As luck would have it, we had booked a week's holiday to go and visit As Petas before our house in the UK sold. This turned out to be very useful, not least because it gave us a chance to discover the truth about our water supply.
We always knew that the water supply to our house was a little eccentric. The water comes in through pipes that are partially embedded in the wall outside the kitchen, and there are two structures nearby that we knew had something to do with it all: a small square breezeblock unit in the orchard and a concrete tower about 15 feet tall next to the horreo. We had seen our neighbours fiddling with the square thing and knew it contained a pump of some sort but were less sure as to its exact function. As to the tower, there was blue plastic piping leading up to the top and a tap on the side which seemed to be the master control of the whole system. Several other taps were to be found on the pipework on the side of the house which seemed to control which parts of the house got water.
Luckily for us, there is a connection of our neighbours by the name of Joaquín who seems to understand the system and was willing to step in when the blue plastic pipe came unstuck, which it did fairly regularly and with spectacular results.
We arrived at As Petas in the early stages of a major storm to discover that we had no running water. Also, the magician Joaquín was not available. Panic!
It's at times like these that you discover who your friends are. There is a small expatriate community around Friol centred on John and Sieni, the Dutch couple through whom we bought our house. John was able to put us in touch with a marvellous man called Ron who numbers plumbing amongst his many talents. Ron came to our rescue.
The big question was: how did it all work? This turned out to be a somewhat involved problem, and at times it felt more like an archaeological dig than anything else. Ron consulted the neighbours, but their grasp of it was only partial. They did however provide the first important clue: we had two sources of water, not one. Further up the hill is a prado (spring) shared by both houses. Water from this comes down the lane and there is a stopcock beside our barn which can be used to turn off the supply - that part we knew, as Joaquín had pointed out its location; what he neglected to mention was it was buried about a foot deep, so we had to excavate that first.
The other source of water is a pozo (well) which is entirely ours. The pump for this is in the mysterious square structure in the orchard.
So how did all this connect up? And what was the function of the mysterious concrete tower?
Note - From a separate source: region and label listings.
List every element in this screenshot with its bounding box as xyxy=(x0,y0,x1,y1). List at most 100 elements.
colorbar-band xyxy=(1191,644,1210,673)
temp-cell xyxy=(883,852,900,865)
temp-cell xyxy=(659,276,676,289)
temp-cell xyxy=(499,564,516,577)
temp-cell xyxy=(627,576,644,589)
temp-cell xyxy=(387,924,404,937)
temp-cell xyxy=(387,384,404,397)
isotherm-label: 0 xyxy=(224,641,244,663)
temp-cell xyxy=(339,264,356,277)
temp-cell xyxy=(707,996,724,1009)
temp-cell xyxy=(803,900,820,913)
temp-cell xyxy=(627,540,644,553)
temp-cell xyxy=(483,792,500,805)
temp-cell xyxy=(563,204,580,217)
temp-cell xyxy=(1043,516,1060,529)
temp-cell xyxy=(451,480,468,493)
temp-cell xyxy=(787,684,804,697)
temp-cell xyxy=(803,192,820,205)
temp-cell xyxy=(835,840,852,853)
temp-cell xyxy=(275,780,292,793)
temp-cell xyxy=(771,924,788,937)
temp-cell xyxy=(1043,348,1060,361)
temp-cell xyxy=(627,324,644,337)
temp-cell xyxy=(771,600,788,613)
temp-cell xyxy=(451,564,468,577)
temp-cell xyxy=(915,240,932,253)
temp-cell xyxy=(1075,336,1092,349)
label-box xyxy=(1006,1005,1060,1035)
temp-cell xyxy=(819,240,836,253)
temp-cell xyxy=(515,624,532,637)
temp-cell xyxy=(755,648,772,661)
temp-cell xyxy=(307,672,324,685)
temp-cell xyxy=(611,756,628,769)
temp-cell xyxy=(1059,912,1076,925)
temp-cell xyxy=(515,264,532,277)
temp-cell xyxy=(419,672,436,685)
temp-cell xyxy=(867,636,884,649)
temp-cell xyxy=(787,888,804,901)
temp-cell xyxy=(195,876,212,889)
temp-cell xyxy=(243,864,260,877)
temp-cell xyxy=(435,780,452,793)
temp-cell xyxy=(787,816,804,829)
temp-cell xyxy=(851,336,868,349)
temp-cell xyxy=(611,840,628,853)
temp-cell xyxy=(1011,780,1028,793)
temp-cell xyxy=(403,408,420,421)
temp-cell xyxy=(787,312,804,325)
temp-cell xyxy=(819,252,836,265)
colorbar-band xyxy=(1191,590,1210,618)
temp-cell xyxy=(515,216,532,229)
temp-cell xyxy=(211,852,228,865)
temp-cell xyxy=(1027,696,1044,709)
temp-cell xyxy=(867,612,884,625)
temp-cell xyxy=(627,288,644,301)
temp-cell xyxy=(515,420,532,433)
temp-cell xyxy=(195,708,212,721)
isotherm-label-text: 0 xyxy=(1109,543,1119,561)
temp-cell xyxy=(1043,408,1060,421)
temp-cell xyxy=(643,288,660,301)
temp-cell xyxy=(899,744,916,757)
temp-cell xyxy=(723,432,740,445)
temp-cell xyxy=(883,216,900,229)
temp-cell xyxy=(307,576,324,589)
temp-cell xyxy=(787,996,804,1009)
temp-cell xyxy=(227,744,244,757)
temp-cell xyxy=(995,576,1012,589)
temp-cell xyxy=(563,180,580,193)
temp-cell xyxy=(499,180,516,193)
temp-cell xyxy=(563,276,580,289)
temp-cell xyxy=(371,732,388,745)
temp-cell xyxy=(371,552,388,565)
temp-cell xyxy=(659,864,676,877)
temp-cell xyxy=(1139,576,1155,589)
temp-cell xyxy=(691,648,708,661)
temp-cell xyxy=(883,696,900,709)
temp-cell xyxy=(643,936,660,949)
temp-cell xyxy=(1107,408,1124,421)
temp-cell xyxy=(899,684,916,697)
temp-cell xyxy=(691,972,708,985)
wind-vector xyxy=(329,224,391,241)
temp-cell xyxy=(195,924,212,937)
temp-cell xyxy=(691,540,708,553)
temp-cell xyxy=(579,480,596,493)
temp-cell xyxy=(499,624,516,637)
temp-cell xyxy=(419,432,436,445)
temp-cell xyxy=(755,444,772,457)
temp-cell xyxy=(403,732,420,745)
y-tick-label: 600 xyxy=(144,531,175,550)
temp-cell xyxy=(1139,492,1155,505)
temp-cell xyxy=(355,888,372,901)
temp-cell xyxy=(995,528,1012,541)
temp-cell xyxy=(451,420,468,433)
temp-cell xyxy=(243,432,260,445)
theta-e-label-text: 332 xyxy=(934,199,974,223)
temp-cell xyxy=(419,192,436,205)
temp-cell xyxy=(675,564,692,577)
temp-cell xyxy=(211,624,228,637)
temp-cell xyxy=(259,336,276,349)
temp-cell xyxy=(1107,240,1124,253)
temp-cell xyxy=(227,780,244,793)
It would be pleasant to be able to give a complete account of all this, à la Hercule Poirot, with all the loose ends neatly tied up. Alas, in the end, after much digging and head-scratching, Ron cut the Gordian knot by laying a new pipe from the pozo to our house and replacing the dodgy old pipework. Now we have one source of water and one tap to turn it all on or off, and the concrete tower now serves only as a handy perch for our local robin to assert his proprietorship.
He seems happy with that state of affairs, and so are we.